Aranzadi, licenciado en Derecho y Filosofía y Letras, tuvo en la literatura y en el periodismo sus grandes pasiones, siendo las tribunas editoriales y de prensa sus principales altavoces para la difusión de la doctrina nacionalista. Hombre provisto de una gran erudición que trasladaba con magnificencia de lenguaje florido y poético, desarrolló a lo largo de su vida política una idea central: el fortalecimiento de la personalidad nacional vasca.
Su ideario, por encima incluso de la consecución de objetivos de carácter independentista o de autogobierno, otorgaba máxima prioridad a este cometido ya que, en su opinión, entre el ser y el modo de ser, lo primero era lo esencial: “La independencia es un modo de ser, pero una modalidad nunca podrá ser el fin último de la persona nacional. Sobre todos los modos de ser está el ser de la nación. Esto no quiere decir que se pueda renunciar a la libertad. Eso nunca, Ni tiene un partido, ni una generación entera, poder bastante para arrebatar a su nacionalidad, la soberana facultad de disponer de sí misma”.
El escritor guipuzcoano, que había vivido en primera persona el escenario de feroz ataque y represión que el falsario sistema político restauracionista español había organizado contra el incipiente proyecto abertzale, detalló en 1908 esta idea: “Tender a la independencia, teniendo abandonadas las características de la nación y su cultura y la vida misma de la raza, es también empeño insensato”.
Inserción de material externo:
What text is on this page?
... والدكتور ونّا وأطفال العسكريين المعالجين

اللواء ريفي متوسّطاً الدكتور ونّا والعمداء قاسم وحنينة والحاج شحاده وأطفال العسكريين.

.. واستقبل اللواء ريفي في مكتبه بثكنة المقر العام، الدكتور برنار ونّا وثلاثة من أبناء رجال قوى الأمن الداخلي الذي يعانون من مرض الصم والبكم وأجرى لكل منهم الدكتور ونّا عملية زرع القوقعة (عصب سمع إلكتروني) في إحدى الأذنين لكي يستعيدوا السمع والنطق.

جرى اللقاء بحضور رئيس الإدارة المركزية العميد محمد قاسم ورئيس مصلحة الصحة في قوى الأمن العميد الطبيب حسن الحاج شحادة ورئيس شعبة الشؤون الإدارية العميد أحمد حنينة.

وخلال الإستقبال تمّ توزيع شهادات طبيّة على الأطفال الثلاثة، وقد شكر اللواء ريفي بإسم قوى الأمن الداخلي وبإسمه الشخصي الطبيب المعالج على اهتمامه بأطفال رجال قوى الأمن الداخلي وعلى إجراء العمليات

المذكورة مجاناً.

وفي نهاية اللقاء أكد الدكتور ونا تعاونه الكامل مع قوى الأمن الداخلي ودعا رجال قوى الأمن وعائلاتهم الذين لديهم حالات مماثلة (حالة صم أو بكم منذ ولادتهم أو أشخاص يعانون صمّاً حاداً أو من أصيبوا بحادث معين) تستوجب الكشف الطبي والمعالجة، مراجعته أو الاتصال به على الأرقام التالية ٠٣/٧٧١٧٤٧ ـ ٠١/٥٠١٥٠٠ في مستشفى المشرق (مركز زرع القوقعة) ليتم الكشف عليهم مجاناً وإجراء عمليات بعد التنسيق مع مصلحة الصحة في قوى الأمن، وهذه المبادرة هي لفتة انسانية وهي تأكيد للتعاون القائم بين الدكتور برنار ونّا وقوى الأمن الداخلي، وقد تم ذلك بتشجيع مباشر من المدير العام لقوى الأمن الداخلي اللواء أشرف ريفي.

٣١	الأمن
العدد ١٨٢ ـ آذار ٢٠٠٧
Dicho afán de primacía de lo nacional, se acompañó en la acción política por una apuesta por la vía de la moderación y la flexibilidad a la hora de obtener cotas de autogobierno, estableciendo así, en contra del criterio sabiniano primigenio, una de las señas de identidad de las que el PNV ha hecho gala en la mayor parte de su historia: el gradualismo. Un gradualismo que, a modo de símil montañero o mendigoizale, Xabier Arzalluz ejemplificó en la frase de que “a la cima se llega dando vueltas”; un gradualismo que, acompañado de la correcta lectura de lo que es posible en un determinado tiempo histórico, ha conseguido, desde la reivindicación siempre pacífica de la nación vasca, importantes niveles de autogobierno para una gran mayoría de vascas y vascos. En perspectiva histórica, la apuesta ganadora en el mundo abertzale ha sido y es la liderada por el nacionalismo institucional. La vía contraria, la que impulsó maximalismo y radicalidad en todo momento –abandonado al tiempo la centralidad de la persona humana en el ejercicio político– , ha sido no solo un fracaso sino un auténtico lastre para los que creemos que Euskadi es una nación y debe seguir avanzando como tal. Durante demasiados años, la construcción nacional del día a día (“eguneroko aberrigintza”) fue ninguneada y vapuleada permanentemente por un purismo autoritario para el que los fines justificaban la utilización de cualquier medio.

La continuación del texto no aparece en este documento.